Our group (mostly me) wrote a library in C/C++ that implemented all the underlying algorithms needed to perform modular exponentiation and scalar point multiplication. We stored numbers using arrays of unsigned long integers. The number was represented using a base 232 numeral system, so each element in the array was a coeffecient of some power of 232. We started by writing a bitwise 32-bit multiplication algorithm and then used it to write a schoolbook multiplication algorithm for our 32-bit array data type. We also implemented schoolbook addition, bit-shifting, rounding, and other utility algorithms. Those served as the foundation for a long division algorithm that returned both a quotient and remainder. From there, modular exponentiation was implemented using the square and multiply method (a.k.a. binary exponentiation). An algorithm to compute the modular multiplicative inverse of a number was also implemented using the Extended Euclidean algorithm.
Various optimization algorithms were then discussed and implemented. We implemented a squaring algorithm, Karatsuba's trick, Chinese remainder theorem, and windowing using the m-ary method which is just an extension of binary exponetiation. One strange occurrence was the performance of our optimization using Chinese remainder theorem; we saw, approximately, a 2.83X speed-up instead of the theoretical 4X speed-up in runtime. The unit test sample size was small and the theoretical speed-up calculuation relies on assumptions about time complexity and algorithmic input size, so it is possible our result is reasonable.

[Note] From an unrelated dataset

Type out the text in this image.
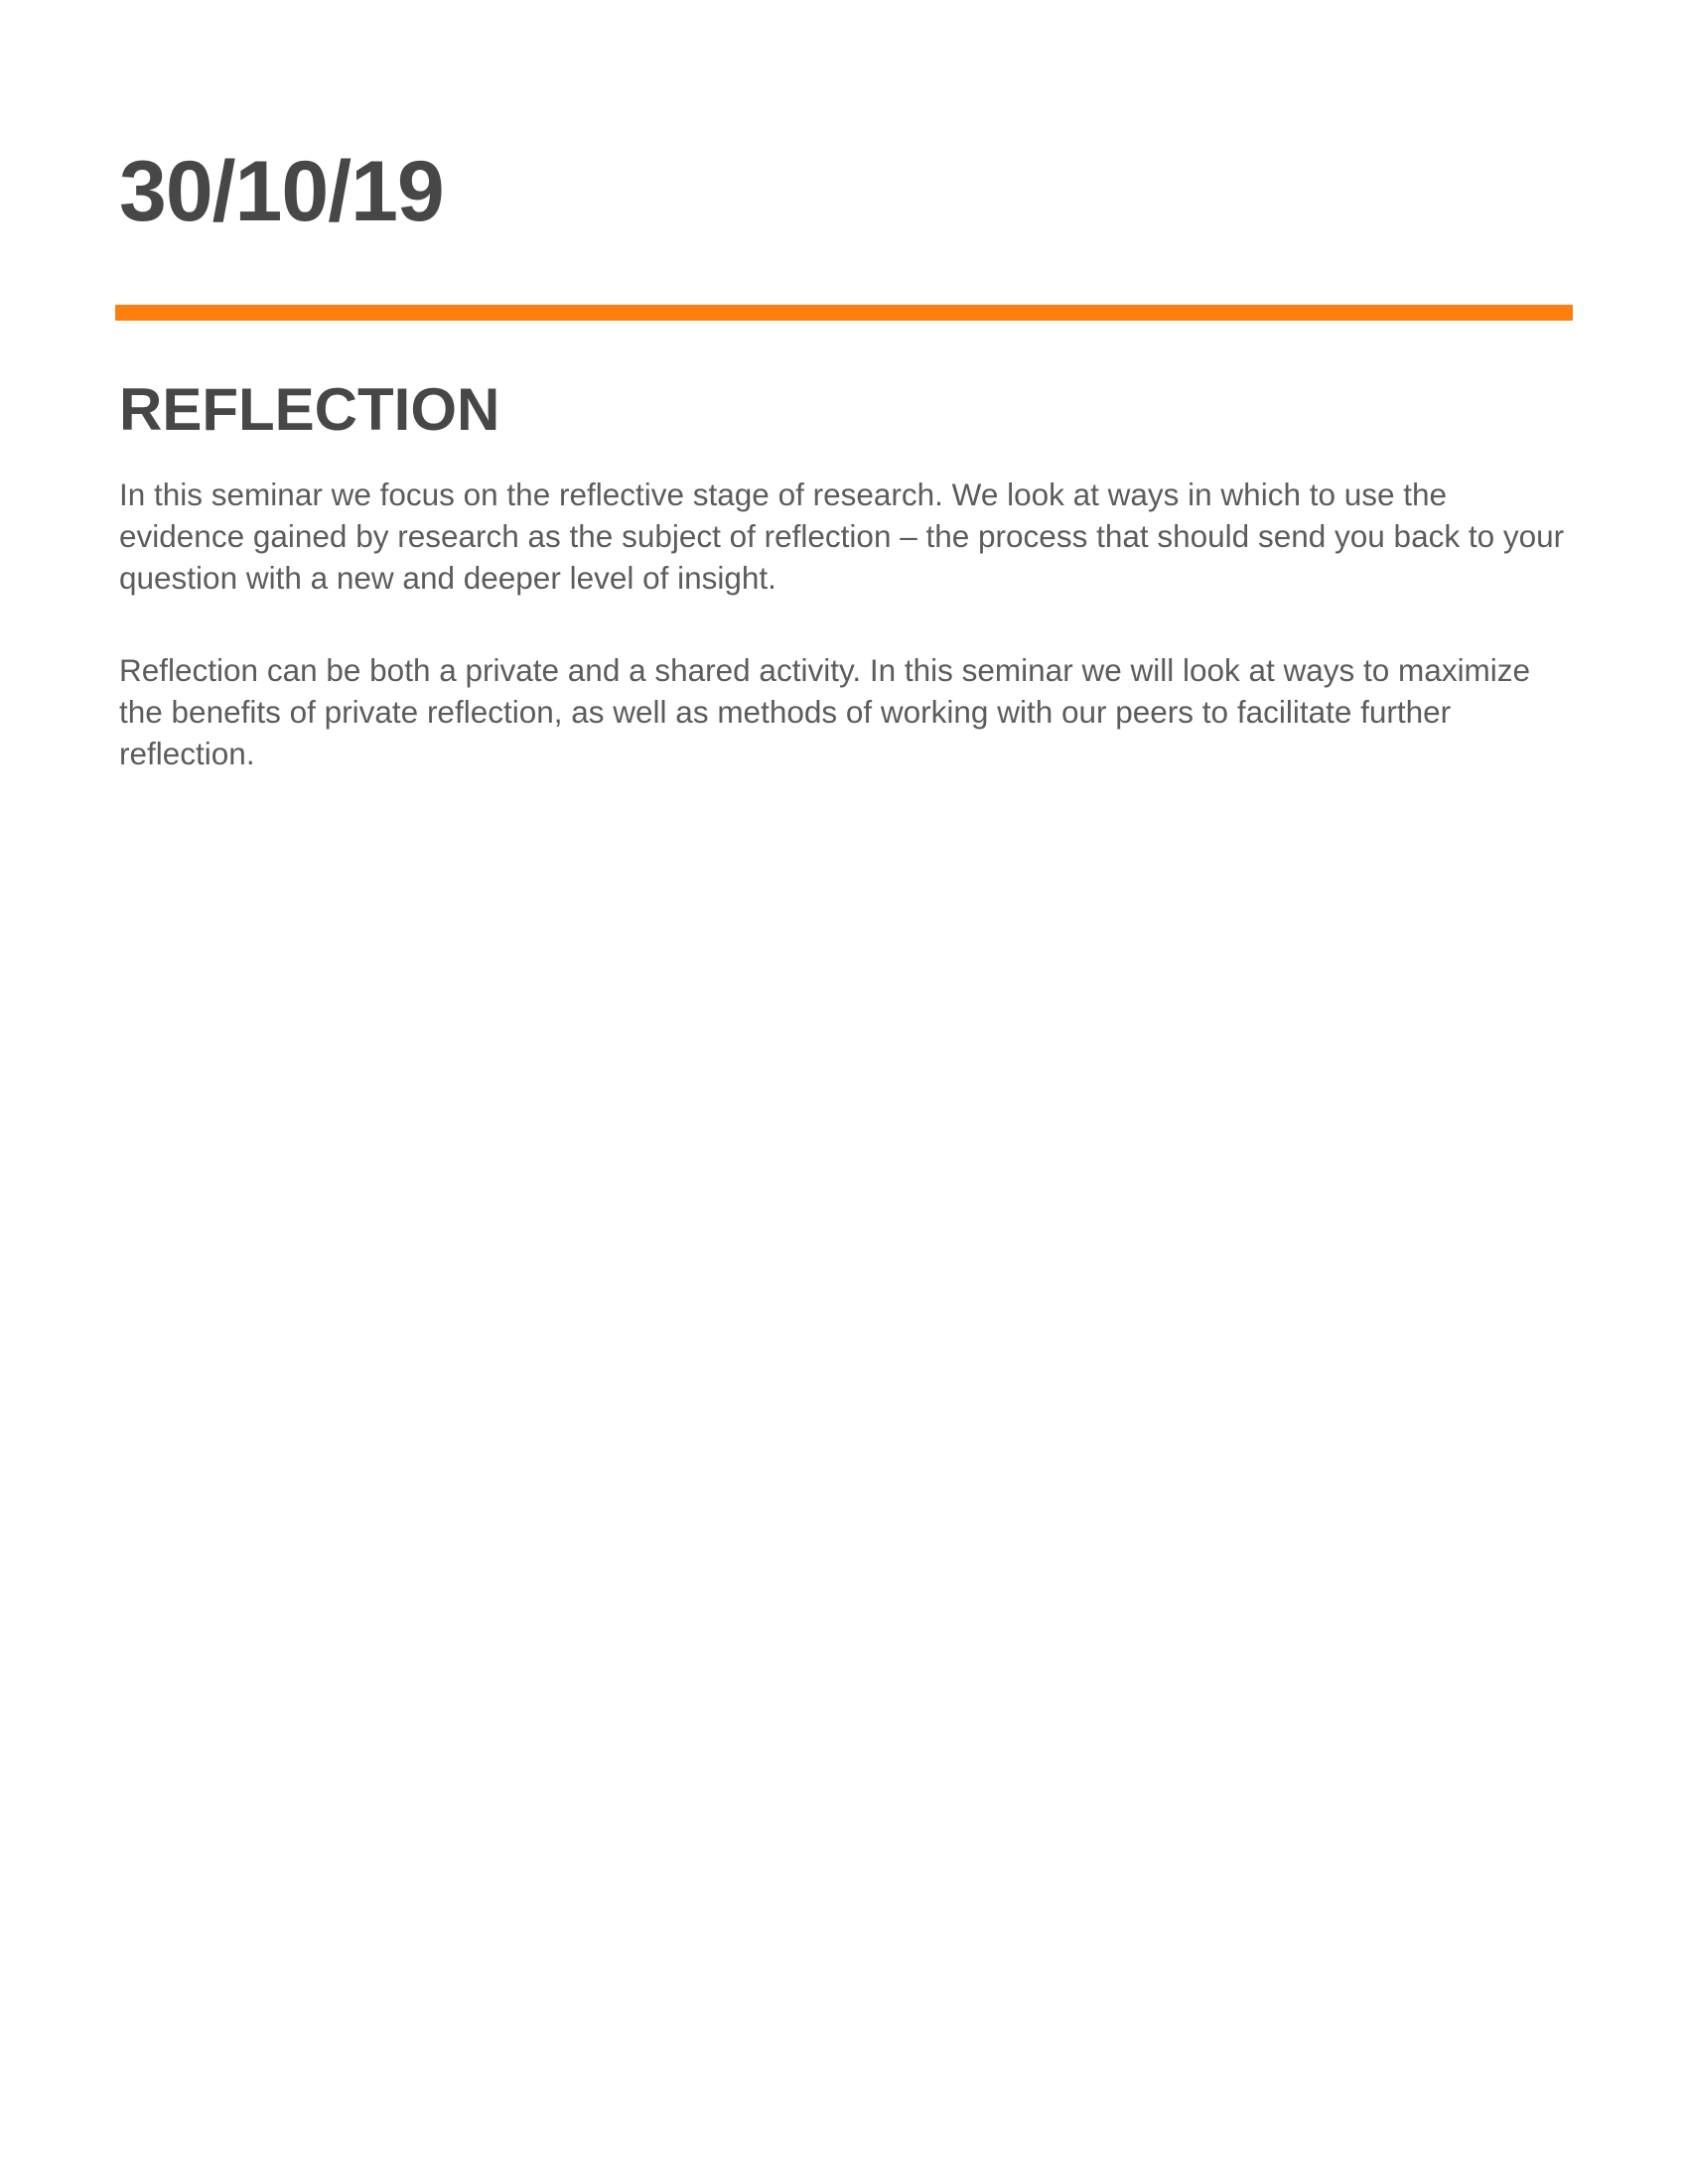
30/10/19
REFLECTION

In this seminar we focus on the reflective stage of research. We look at ways in which to use the evidence gained by research as the subject of reflection – the process that should send you back to your question with a new and deeper level of insight.

Reflection can be both a private and a shared activity. In this seminar we will look at ways to maximize the benefits of private reflection, as well as methods of working with our peers to facilitate further reflection.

We then started implementing data structures and arithmetic for elliptic curves. We made a point addition and point doubling algorithm and used them to construct scalar point multiplication. The point operations and curve data came from NIST standards. We used curves of the Weierstrass form. The scalar point multiplication algorithm bore a striking resemblance to the modular exponentiation algorithm. In fact, the code was nearly identical; the main difference was that the squares were replaced with doubles and the multiplications were replaced with adds. We also optimized the operations by relying on Mersenne prime fields and Solinas' method for fast modular reduction on those primes.
The energy analysis was performed using a current clamp and oscilloscope. Originally, we tested our algorithms on a Windows PC. We placed the probes around clusters of wires going to the CPU and RAM modules. Then, we would capture the current signal on a USB drive connected to an oscilloscope. We also kept track of the supply voltages for the modules using a mulitmeter. During data analysis, we would multiply the current signal by the module's respective supply voltage to obtain the power. Performing numerical integration on the power signal over the duration of program execution yielded the energy consumption. We also computed the static power consumption using the data outside of the current spike. Our uncertainty quantification took into account uncertainty in the start and stop time, quantization error, and deficiencies in the numerical integration process.
We found there was a lot of noise in the signals we measured from the PC. Our executables were forced to run in an operating system environment; background processes and magnetic interference from other modules degrade the data, even if you run the PC in safe mode without a GUI. There was also an issue with Windows choking the program execution if CPU usage reached a certain threshold. To improve the data quality, I duplicated the library and altered it so that it could run on an ESP32 microcontroller. That allowed us to avoid OS complications and to factor in smaller sources of error such as the energy consumption from LEDs on the MCU.